When confronted, there are two things to remember:
- Defensiveness will only get you so far.
- Defensiveness sets you up for an attack
Carrie Prejean’s reaction to the revelation that she had cosmetic surgery done was to get defensive. She sated that she did not believe that it was against the Bible to have cosmetic surgery done.
This wasn’t really the issue. Part of the issue was a look at her morality. People want to know why someone that is now claiming biblical morality would be having elective surgery to increase her bust size. They want to think through whether or not a Christian should be competing in a contest that values external appearance and emphasizes the womanly figure. They want to know what’s on the inside.
When you get defensive, you don’t seem sure of yourself—you express doubt.
A Lesson from Romans
Romans 14 is the classic chapter on Christian Liberty. In it, Paul defines both the stronger and the weaker brother, but one of the verses sticks out on this topic. Paul exhorts everyone to be fully persuaded about what they are doing as far as whether it is glorifying God or not.

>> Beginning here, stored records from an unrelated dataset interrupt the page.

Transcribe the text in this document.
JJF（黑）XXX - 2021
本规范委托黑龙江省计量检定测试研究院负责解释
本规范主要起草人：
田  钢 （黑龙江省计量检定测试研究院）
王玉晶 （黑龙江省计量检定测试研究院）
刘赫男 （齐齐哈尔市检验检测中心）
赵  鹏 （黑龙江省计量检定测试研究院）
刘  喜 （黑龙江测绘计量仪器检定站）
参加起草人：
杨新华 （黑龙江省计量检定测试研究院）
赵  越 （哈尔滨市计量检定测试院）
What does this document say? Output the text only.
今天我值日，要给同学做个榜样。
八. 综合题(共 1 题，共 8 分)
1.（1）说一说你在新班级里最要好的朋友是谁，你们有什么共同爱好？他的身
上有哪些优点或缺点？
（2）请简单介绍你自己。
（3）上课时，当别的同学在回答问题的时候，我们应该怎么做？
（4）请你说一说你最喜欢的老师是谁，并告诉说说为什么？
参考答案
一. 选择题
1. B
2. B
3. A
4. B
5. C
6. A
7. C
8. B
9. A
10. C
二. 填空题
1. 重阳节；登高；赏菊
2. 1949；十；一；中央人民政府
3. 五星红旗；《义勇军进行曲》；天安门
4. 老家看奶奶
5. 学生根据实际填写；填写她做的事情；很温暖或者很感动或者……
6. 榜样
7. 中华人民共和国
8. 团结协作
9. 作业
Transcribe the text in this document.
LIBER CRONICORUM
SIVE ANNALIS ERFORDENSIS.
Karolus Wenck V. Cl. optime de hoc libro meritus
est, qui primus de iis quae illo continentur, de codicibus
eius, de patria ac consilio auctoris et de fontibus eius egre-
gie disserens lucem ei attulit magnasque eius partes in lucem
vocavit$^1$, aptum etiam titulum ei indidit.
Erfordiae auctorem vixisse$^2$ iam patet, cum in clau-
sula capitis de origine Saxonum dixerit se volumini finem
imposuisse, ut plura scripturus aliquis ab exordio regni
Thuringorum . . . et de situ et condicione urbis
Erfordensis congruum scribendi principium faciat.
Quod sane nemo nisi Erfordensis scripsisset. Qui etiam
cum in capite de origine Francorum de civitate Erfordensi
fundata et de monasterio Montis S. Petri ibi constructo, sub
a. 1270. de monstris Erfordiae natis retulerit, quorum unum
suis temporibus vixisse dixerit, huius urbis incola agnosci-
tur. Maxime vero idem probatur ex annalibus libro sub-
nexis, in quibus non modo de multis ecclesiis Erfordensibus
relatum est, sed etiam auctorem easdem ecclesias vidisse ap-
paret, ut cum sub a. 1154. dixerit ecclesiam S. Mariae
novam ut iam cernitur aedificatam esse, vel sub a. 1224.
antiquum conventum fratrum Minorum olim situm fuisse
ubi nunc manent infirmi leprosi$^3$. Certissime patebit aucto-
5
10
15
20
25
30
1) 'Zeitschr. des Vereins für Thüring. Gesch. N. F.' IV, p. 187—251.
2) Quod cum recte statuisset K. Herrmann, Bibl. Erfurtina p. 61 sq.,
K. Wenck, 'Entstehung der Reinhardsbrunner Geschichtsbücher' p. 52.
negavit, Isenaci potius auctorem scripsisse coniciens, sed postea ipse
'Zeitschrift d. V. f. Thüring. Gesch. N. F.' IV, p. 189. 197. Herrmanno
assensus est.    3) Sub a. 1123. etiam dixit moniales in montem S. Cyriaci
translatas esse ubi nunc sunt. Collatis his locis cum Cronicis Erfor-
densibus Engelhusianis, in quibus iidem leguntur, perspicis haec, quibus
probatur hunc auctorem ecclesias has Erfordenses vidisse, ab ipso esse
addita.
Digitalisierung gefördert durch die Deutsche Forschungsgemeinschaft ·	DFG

In context, Paul is talking about eating food that was offered to idols or respecting a certain day (like the Jewish holidays). Paul said that Christians are at liberty to glorify God in any way that they feel persuaded pleases them1 and that the only thing they should be careful of is that they are fully persuaded that what they are doing is acceptable.
The brother that believes he has liberty to do something is not to act in such a way to offend the brother that believes that it is wrong. In the same token, that brother that believes that something is wrong should not judge the one that partakes.
In this case, Carrie’s answer about her implants shows that she’s defensive. Trying to prove from the Scripture your point of view only seeks to divide people and to cause offense.
A Better Response
A. W. Tozer, when talking about churches, advised the church to always listen to criticism and accept it. If it is true, the church should adjust, and if not, just let it roll off.
For you and I, I would apply this like this: If someone has a problem with your action, which you believe to be supported by Scripture, you should thank the person for bringing it up, and say that you will read and pray on it. After a time, you may want to get back with them and thank them for their concern and let them know that you’ve researched it and you believe that you’re either right or that you’re wrong and that you’ll change. If they ask where you find it, then show them what you’ve found.
This avoids (to some extent) the “I’m right, you’re wrong” of reacting immediately, and it shows that you actually value the comment.
In the case of Miss Prejean, she could have said that she would read and pray about it, and then state that she was doing what she believed glorified God and it was between Him and her. Or that she believe it was wrong and that she wouldn’t do it again.
Either way would have been better than attempting to state that her critics were most certainly wrong and acting as if she were better than the rest.
- Outside the clear commands of Scripture.